EN_ACD_L4_Bivariate analyses - Copy (1)
Bivariate Analysis Overview
Bivariate analysis involves examining relationships between two variables.
It aims to explain results of one variable (dependent) using another (independent).
Hypothesis testing is used to ensure that observed links are statistically significant.
Hypothesis Testing
Validates relationships are not random, using a calculated value compared to a critical value.
Expressed as a p-value; p-value < 0.05 indicates a significant relationship.
General threshold in Social Sciences is p=0.05; lower in medical research.
Types of Variable Relationships
Qualitative-Qualitative: Analyzed through Chi-square test.
Numeric-Numeric: Correlation coefficient (r).
Qualitative-Numeric: ANOVA or T-test, with T-test used when qualitative has two modalities; ANOVA for more than two modalities.
Chi-square Test
Decision rule: p-value ≤ 0.05 suggests a relationship; p-value > 0.05 indicates independence.
Normal Distribution for Pearson's r
When t > |1.96|, a relationship exists; if t is between -1.96 and +1.96, no relationship.
ANOVA
Measures relationships between numeric and qualitative variables.
Compares means, with significance identified if p-value < 0.05.

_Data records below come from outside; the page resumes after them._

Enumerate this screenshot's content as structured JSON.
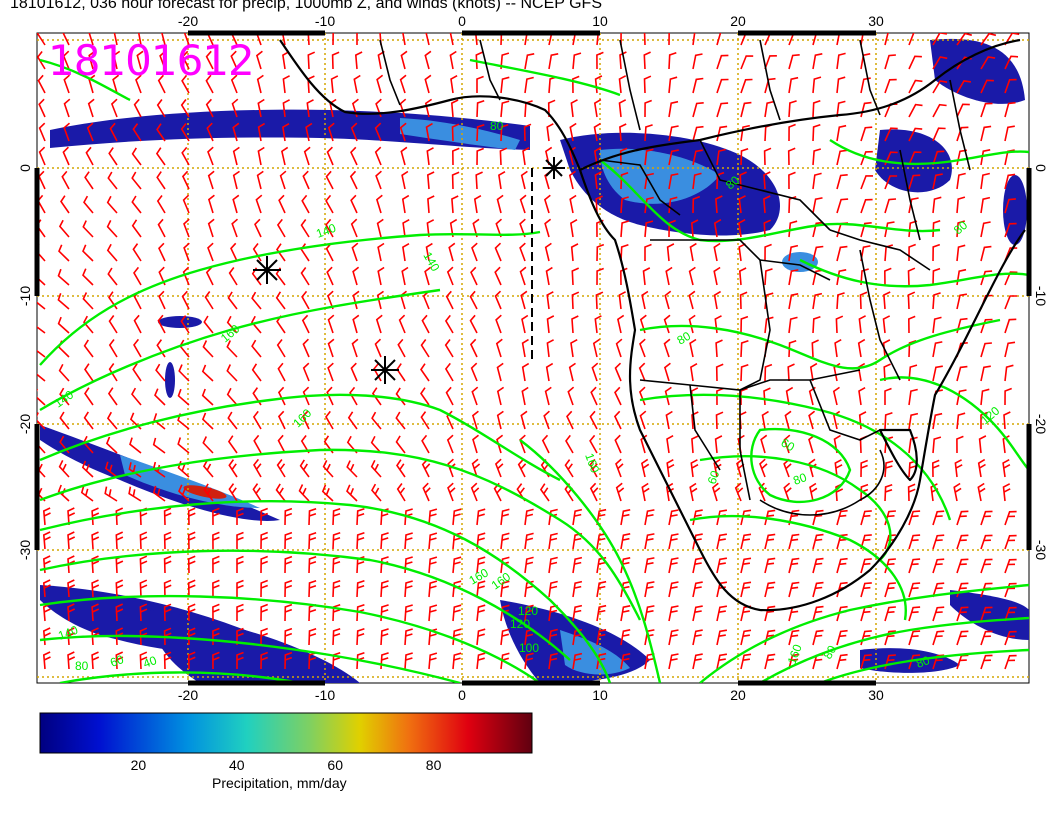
{
  "title": "18101612, 036 hour forecast for precip, 1000mb Z, and winds (knots) -- NCEP GFS",
  "stamp": "18101612",
  "map": {
    "lon_ticks": [
      "-20",
      "-10",
      "0",
      "10",
      "20",
      "30"
    ],
    "lat_ticks": [
      "0",
      "-10",
      "-20",
      "-30"
    ],
    "contour_labels": [
      "140",
      "140",
      "160",
      "160",
      "160",
      "160",
      "120",
      "80",
      "80",
      "60",
      "80",
      "120",
      "80",
      "60",
      "160",
      "140",
      "120",
      "100",
      "80",
      "60",
      "40",
      "160",
      "80",
      "140",
      "80",
      "80"
    ],
    "colors": {
      "coast": "#000000",
      "contour": "#00ee00",
      "wind": "#ff0000",
      "grid": "#d4a600",
      "precip_low": "#1a1aa8",
      "precip_mid": "#3a8ee0",
      "precip_high": "#d02010"
    }
  },
  "colorbar": {
    "label": "Precipitation, mm/day",
    "ticks": [
      "20",
      "40",
      "60",
      "80"
    ],
    "tick_values": [
      20,
      40,
      60,
      80
    ],
    "range": [
      0,
      100
    ]
  }
}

Statistical Analysis Parameters
Report specific values depending on the test used (Chi-square, r-value, F statistic).
Statistical tests are critical for inferential statistics in social sciences.
Reporting Analysis Results
Chi-square Report: Significant relationship with Chi-square = 9.90, p-value < .01.
Correlation Report: Strong positive correlation of r = 0.58, p-value < .05.
ANOVA Report: Significant gender differences in car maintenance time: F = 49.89, p-value < .01; Men: M = 3.34, Women: M = 0.76.